En pleno siglo XXI, con todo el avance tecnológico que se tiene, aún existen organizaciones con los mismos procesos y prácticas de personal que utilizan casi desde que fueron fundadas. Es imperativo que los actualicen.

“Estamos en una era del cambio donde lo más valorado es el talento humano y la ventaja diferencial de las empresas está en su equipo humano”, creo que ya es una frase de lo más común y que en todos lados la escuchamos. Sin dejar de ser cierta, la gran pregunta e inquietud de todo directivo es saber si realmente dicha frase también la “hace suya” en la empresa que dirige. Aunque se reconoce que es una verdad que no se puede refutar, la gran inquietud y problema de todo directivo es conocer cómo lograr “dicha ventaja con el equipo que cuenta” en su empresa.

Quizá la principal barrera que se pueda tener es no dar atención a este factor tan relevante en la organización: las personas.  Aún se tiene como prioridad a las ventas, a los costos, a la calidad productiva, a las finanzas, y todos los demás aspectos de toda empresa; esto está muy bien.  Sin embargo, en muchas ocasiones, el último tema de preocupación son los procesos y técnicas de personal.  O no se tienen bien definidas ni actualizadas, ni se cuentan con políticas idóneas al negocio y lo peor aún es el “gran desconocimiento” de la dirección de los resultados obtenidos por la aplicación de todos esos procesos en su empresa.
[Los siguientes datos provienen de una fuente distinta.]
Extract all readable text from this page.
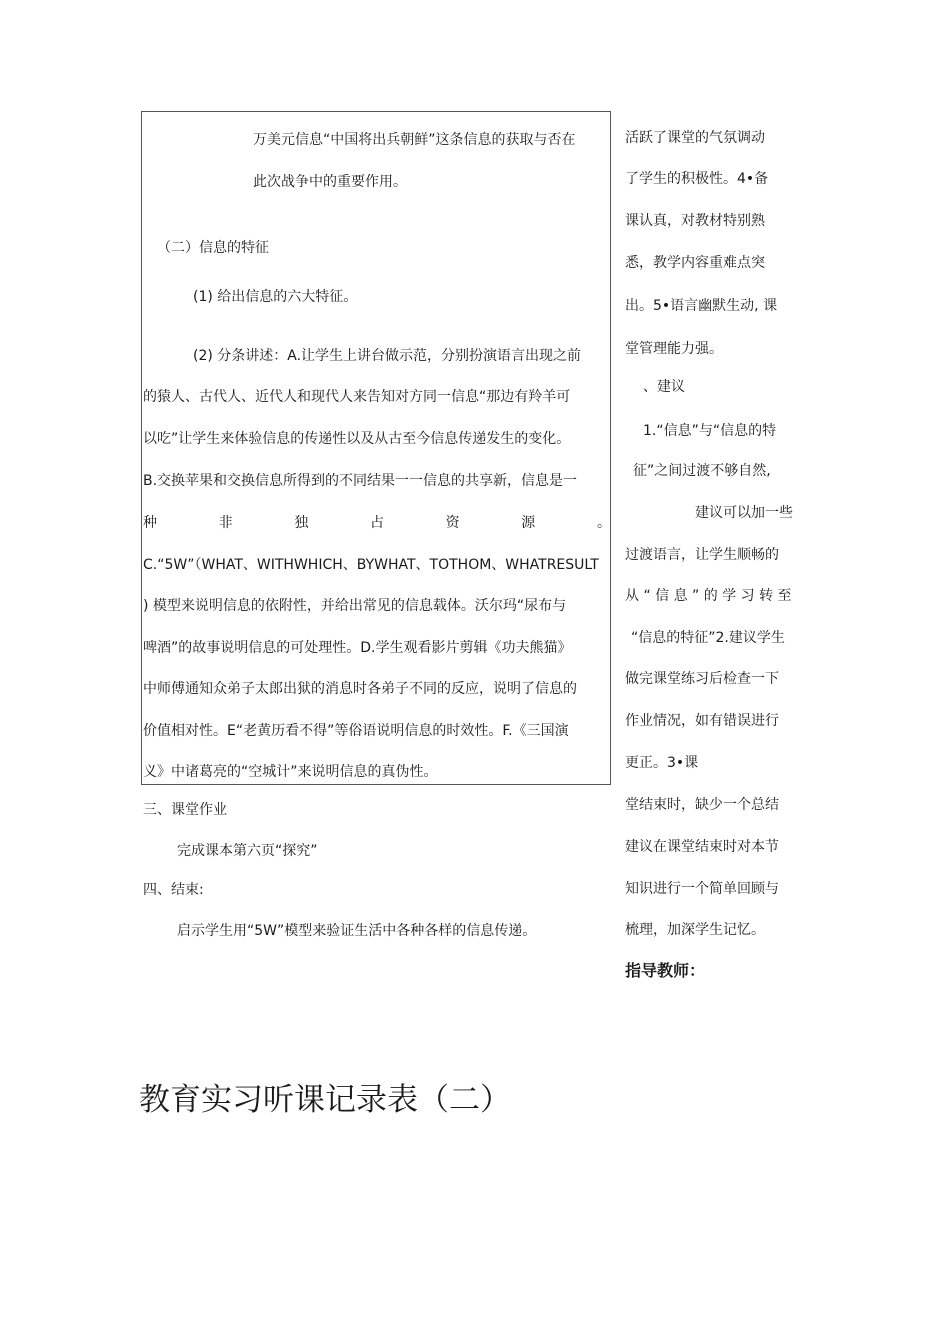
万美元信息“中国将出兵朝鲜”这条信息的获取与否在
此次战争中的重要作用。
（二）信息的特征
(1) 给出信息的六大特征。
(2) 分条讲述：A.让学生上讲台做示范，分别扮演语言出现之前
的猿人、古代人、近代人和现代人来告知对方同一信息“那边有羚羊可
以吃”让学生来体验信息的传递性以及从古至今信息传递发生的变化。
B.交换苹果和交换信息所得到的不同结果一一信息的共享新，信息是一
种	非	独	占	资	源	。
C.“5W”（WHAT、WITHWHICH、BYWHAT、TOTHOM、WHATRESULT
) 模型来说明信息的依附性，并给出常见的信息载体。沃尔玛“尿布与
啤酒”的故事说明信息的可处理性。D.学生观看影片剪辑《功夫熊猫》
中师傅通知众弟子太郎出狱的消息时各弟子不同的反应，说明了信息的
价值相对性。E“老黄历看不得”等俗语说明信息的时效性。F.《三国演
义》中诸葛亮的“空城计”来说明信息的真伪性。
三、课堂作业
完成课本第六页“探究”
四、结束:
启示学生用“5W”模型来验证生活中各种各样的信息传递。
活跃了课堂的气氛调动
了学生的积极性。4•备
课认真，对教材特别熟
悉，教学内容重难点突
出。5•语言幽默生动, 课
堂管理能力强。
、建议
1.“信息”与“信息的特
征”之间过渡不够自然,
建议可以加一些
过渡语言，让学生顺畅的
从 “ 信 息 ” 的 学 习 转 至
“信息的特征”2.建议学生
做完课堂练习后检查一下
作业情况，如有错误进行
更正。3•课
堂结束时，缺少一个总结
建议在课堂结束时对本节
知识进行一个简单回顾与
梳理，加深学生记忆。
指导教师：
教育实习听课记录表（二）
En pleno siglo XXI, con todo el avance tecnológico que se tiene, aún existen organizaciones con los mismos procesos y prácticas de personal que utilizan –casi– desde que fueron fundadas. Es decir, son sistemas y métodos que no se han actualizado de acuerdo al momento en que estamos.  Es como decir, que en una empresa aún se trabaja con máquinas de escribir y que las cuentas se llevan manualmente.  Esto es increíble en una organización con un cierto posicionamiento y algún número de años en el mercado.

Así como parece increíble lo anterior, y quizá sea un factor que resta competitividad, lo es también que haya empresas en las cuales los sistemas de reclutamiento y selección de personal no se han modernizado, la evaluación del desempeño quizá no termina de implementarse, la planificación de personal no se realiza porque “mi personal es temporal”, las remuneraciones no se han establecido técnicamente y quizá la política salarial es uno de los problemas para la dirección por el descontento que muestran los trabajadores cuando “se trata” de hablar de los sueldos…
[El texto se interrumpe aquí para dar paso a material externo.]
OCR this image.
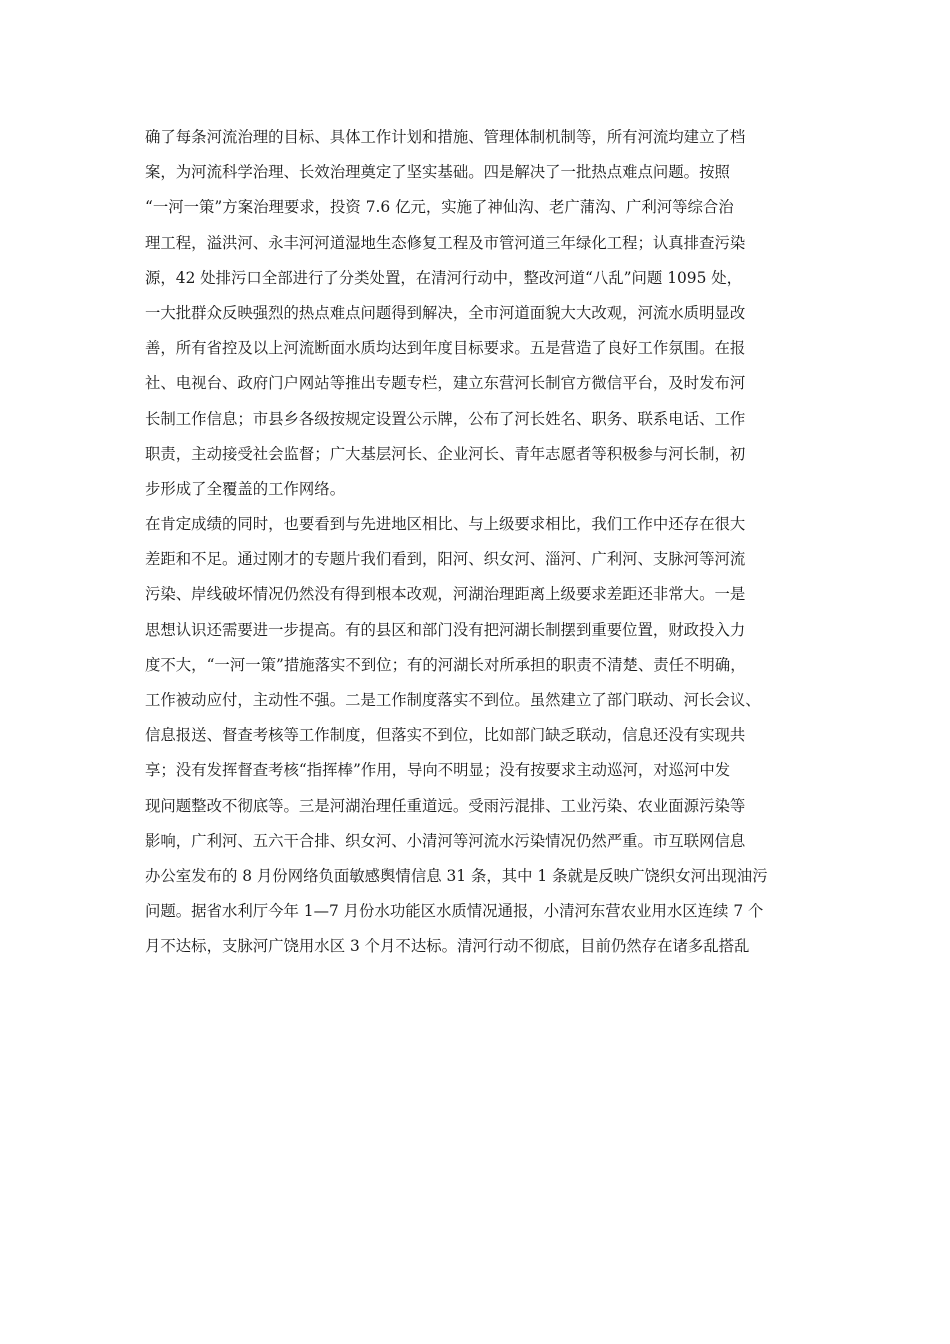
确了每条河流治理的目标、具体工作计划和措施、管理体制机制等，所有河流均建立了档
案，为河流科学治理、长效治理奠定了坚实基础。四是解决了一批热点难点问题。按照
“一河一策”方案治理要求，投资 7.6 亿元，实施了神仙沟、老广蒲沟、广利河等综合治
理工程，溢洪河、永丰河河道湿地生态修复工程及市管河道三年绿化工程；认真排查污染
源，42 处排污口全部进行了分类处置，在清河行动中，整改河道“八乱”问题 1095 处，
一大批群众反映强烈的热点难点问题得到解决，全市河道面貌大大改观，河流水质明显改
善，所有省控及以上河流断面水质均达到年度目标要求。五是营造了良好工作氛围。在报
社、电视台、政府门户网站等推出专题专栏，建立东营河长制官方微信平台，及时发布河
长制工作信息；市县乡各级按规定设置公示牌，公布了河长姓名、职务、联系电话、工作
职责，主动接受社会监督；广大基层河长、企业河长、青年志愿者等积极参与河长制，初
步形成了全覆盖的工作网络。
在肯定成绩的同时，也要看到与先进地区相比、与上级要求相比，我们工作中还存在很大
差距和不足。通过刚才的专题片我们看到，阳河、织女河、淄河、广利河、支脉河等河流
污染、岸线破坏情况仍然没有得到根本改观，河湖治理距离上级要求差距还非常大。一是
思想认识还需要进一步提高。有的县区和部门没有把河湖长制摆到重要位置，财政投入力
度不大，“一河一策”措施落实不到位；有的河湖长对所承担的职责不清楚、责任不明确，
工作被动应付，主动性不强。二是工作制度落实不到位。虽然建立了部门联动、河长会议、
信息报送、督查考核等工作制度，但落实不到位，比如部门缺乏联动，信息还没有实现共
享；没有发挥督查考核“指挥棒”作用，导向不明显；没有按要求主动巡河，对巡河中发
现问题整改不彻底等。三是河湖治理任重道远。受雨污混排、工业污染、农业面源污染等
影响，广利河、五六干合排、织女河、小清河等河流水污染情况仍然严重。市互联网信息
办公室发布的 8 月份网络负面敏感舆情信息 31 条，其中 1 条就是反映广饶织女河出现油污
问题。据省水利厅今年 1—7 月份水功能区水质情况通报，小清河东营农业用水区连续 7 个
月不达标，支脉河广饶用水区 3 个月不达标。清河行动不彻底，目前仍然存在诸多乱搭乱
En fin, son numerosos los problemas que se ocasionan, simplemente, porque lo último que nos preocupa es “mirar” cómo está nuestra gente, cómo se están realizando las nuevas incorporaciones y los diversos procesos de personal.  La preocupación es grande por el logro de los estándares de calidad y productividad; sin embargo, pasa a un segundo o tercer –o último– plano el grado de satisfacción de la gente en el desarrollo de las tareas a cumplir dentro de la empresa.
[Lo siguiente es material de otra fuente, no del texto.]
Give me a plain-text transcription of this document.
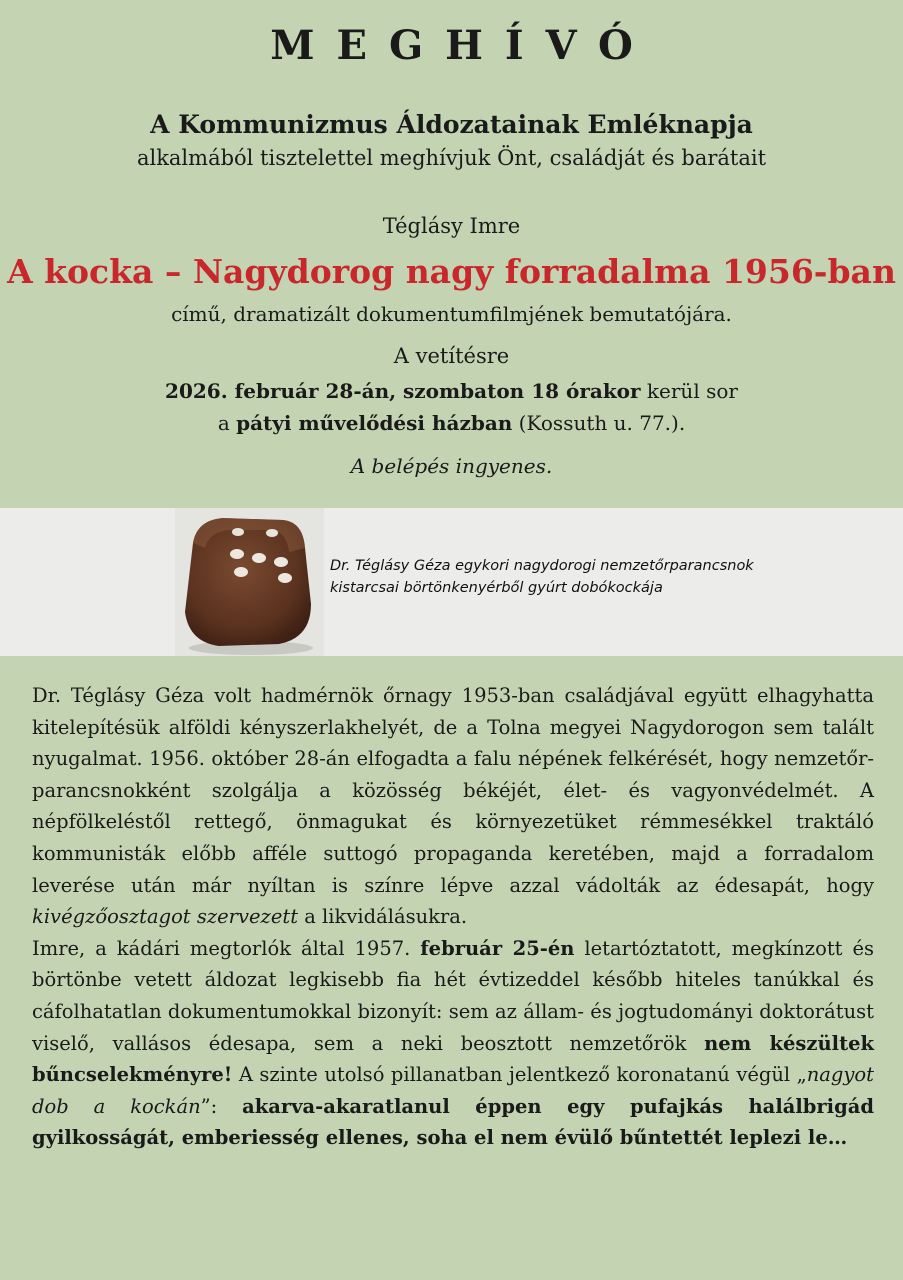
MEGHÍVÓ
A Kommunizmus Áldozatainak Emléknapja
alkalmából tisztelettel meghívjuk Önt, családját és barátait
Téglásy Imre
A kocka – Nagydorog nagy forradalma 1956-ban
című, dramatizált dokumentumfilmjének bemutatójára.
A vetítésre
2026. február 28-án, szombaton 18 órakor kerül sor
a pátyi művelődési házban (Kossuth u. 77.).
A belépés ingyenes.
Dr. Téglásy Géza egykori nagydorogi nemzetőrparancsnok
kistarcsai börtönkenyérből gyúrt dobókockája

Dr. Téglásy Géza volt hadmérnök őrnagy 1953-ban családjával együtt elhagyhatta kitelepítésük alföldi kényszerlakhelyét, de a Tolna megyei Nagydorogon sem talált nyugalmat. 1956. október 28-án elfogadta a falu népének felkérését, hogy nemzetőr-parancsnokként szolgálja a közösség békéjét, élet- és vagyonvédelmét. A népfölkeléstől rettegő, önmagukat és környezetüket rémmesékkel traktáló kommunisták előbb afféle suttogó propaganda keretében, majd a forradalom leverése után már nyíltan is színre lépve azzal vádolták az édesapát, hogy kivégzőosztagot szervezett a likvidálásukra.

Imre, a kádári megtorlók által 1957. február 25-én letartóztatott, megkínzott és börtönbe vetett áldozat legkisebb fia hét évtizeddel később hiteles tanúkkal és cáfolhatatlan dokumentumokkal bizonyít: sem az állam- és jogtudományi doktorátust viselő, vallásos édesapa, sem a neki beosztott nemzetőrök nem készültek bűncselekményre! A szinte utolsó pillanatban jelentkező koronatanú végül „nagyot dob a kockán”: akarva-akaratlanul éppen egy pufajkás halálbrigád gyilkosságát, emberiesség ellenes, soha el nem évülő bűntettét leplezi le…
Es imprescindible, es imperativo en los tiempos actuales desarrollar las nuevas prácticas en dirección de personas y nuevos procedimientos y técnicas que vayan acorde a los objetivos estratégicos de la organización. Y, quizá lo más esencial sea conocer cómo los resultados de dichas prácticas de personal influyen y condicionan ese valor diferencial que toda empresa debe tener. Para lograr esto, lo primero que se necesita es que el directivo, propietario o dueño de la empresa se dé cuenta de que estas prácticas, sistemas o procesos de personal no son “copiables” o imitables de otras organizaciones, sino que deben desarrollarse ad hoc a las características de la propia organización. Este es el gran reto de toda Alta Dirección de las organizaciones, en el momento actual.